In the lead-up to the 2028 Olympics, New York City has kick-started development on its first-ever soccer stadium, “The Cube,” at Willets Point in Queens. This project has been a long time coming for the New York City Football Club, and for the Eric Adams administration, the new stadium could be a means to revitalize the area.

“I’m proud that New York City will be home to the first fully electric sports stadium in Major League Soccer,” said Adams in November. “It’s imperative that we continue our shift to a more sustainable and resilient future, helping New York to better prepare for a changing climate. As a city, we’re reshaping our relationship with energy: how we generate, store, and use it. New York City Football Club’s stadium will serve as a model for that goal. New York City has taken significant steps to become more sustainable, resilient, and equitable, and this proposed stadium encompasses those commitments.”

With a seat count of over 25,000 and a 49-year-long lease, the project is set to cost around $780 million. However, that cost isn’t just for the stadium. The project will also develop NYC’s largest affordable housing initiative in over 40 years, which includes 2,500 units of affordable housing, a 650-seat public school, 40,000 square feet of public and retail space, and a 250-key hotel.

Despite these ambitious plans, dissent against the project remains, mainly from the community it’s proposed to help. New stadiums often drain public funding and can cause unintended harm by increasing road congestion. Concerns are heightened given that New York City already hosts other iconic stadiums and attractions, leading many to fear that The Cube will exacerbate traffic issues.

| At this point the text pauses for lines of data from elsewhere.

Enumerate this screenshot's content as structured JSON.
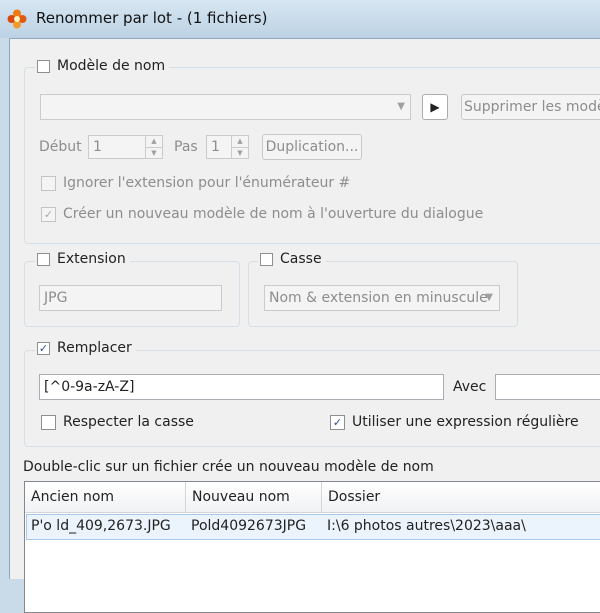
{
  "window": {
    "title": "Renommer par lot - (1 fichiers)",
    "icon": "app-flower-icon"
  },
  "name_model": {
    "checkbox_label": "Modèle de nom",
    "checked": false,
    "combo_value": "",
    "delete_button": "Supprimer les modèle",
    "start_label": "Début",
    "start_value": "1",
    "step_label": "Pas",
    "step_value": "1",
    "duplicate_button": "Duplication...",
    "ignore_ext_label": "Ignorer l'extension pour l'énumérateur #",
    "ignore_ext_checked": false,
    "create_model_label": "Créer un nouveau modèle de nom à l'ouverture du dialogue",
    "create_model_checked": true
  },
  "extension": {
    "checkbox_label": "Extension",
    "checked": false,
    "value": "JPG"
  },
  "case": {
    "checkbox_label": "Casse",
    "checked": false,
    "value": "Nom & extension en minuscule"
  },
  "replace": {
    "checkbox_label": "Remplacer",
    "checked": true,
    "pattern": "[^0-9a-zA-Z]",
    "with_label": "Avec",
    "with_value": "",
    "match_case_label": "Respecter la casse",
    "match_case_checked": false,
    "regex_label": "Utiliser une expression régulière",
    "regex_checked": true
  },
  "hint": "Double-clic sur un fichier crée un nouveau modèle de nom",
  "files": {
    "columns": [
      "Ancien nom",
      "Nouveau nom",
      "Dossier"
    ],
    "rows": [
      {
        "old": "P'o ld_409,2673.JPG",
        "new": "Pold4092673JPG",
        "folder": "I:\\6 photos autres\\2023\\aaa\\"
      }
    ]
  }
}
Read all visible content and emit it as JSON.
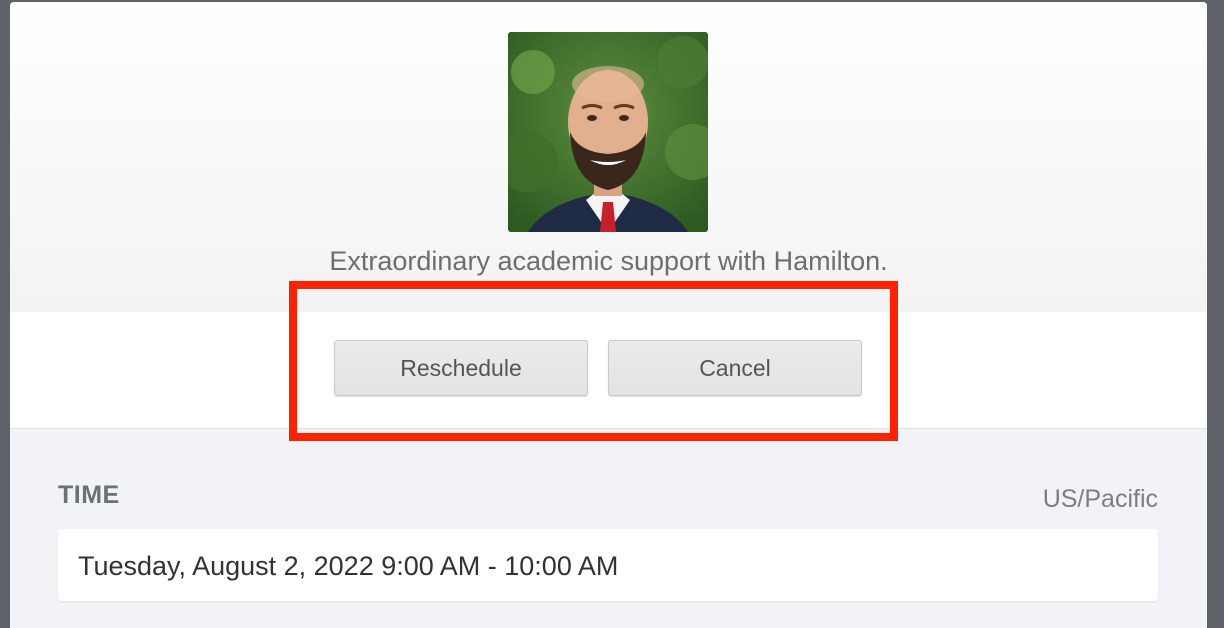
{
  "host": {
    "avatar_alt": "Host photo",
    "tagline": "Extraordinary academic support with Hamilton."
  },
  "actions": {
    "reschedule_label": "Reschedule",
    "cancel_label": "Cancel"
  },
  "time_section": {
    "label": "TIME",
    "timezone": "US/Pacific",
    "value": "Tuesday, August 2, 2022 9:00 AM - 10:00 AM"
  },
  "colors": {
    "highlight": "#ff2200",
    "button_bg": "#e6e6e6",
    "details_bg": "#f1f3f6"
  }
}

While more affordable housing units are desperately needed, many worry that they won’t be sufficient to alleviate the ongoing housing crisis. There is also concern about preserving the historic culture of the communities surrounding the new stadium, which are largely low-income. These developments could lead to gentrification, pushing out long-time residents.

However, the Adams administration projects that the stadium will generate $6.1 billion in revenue during its lease, potentially providing the funds necessary to keep the area thriving.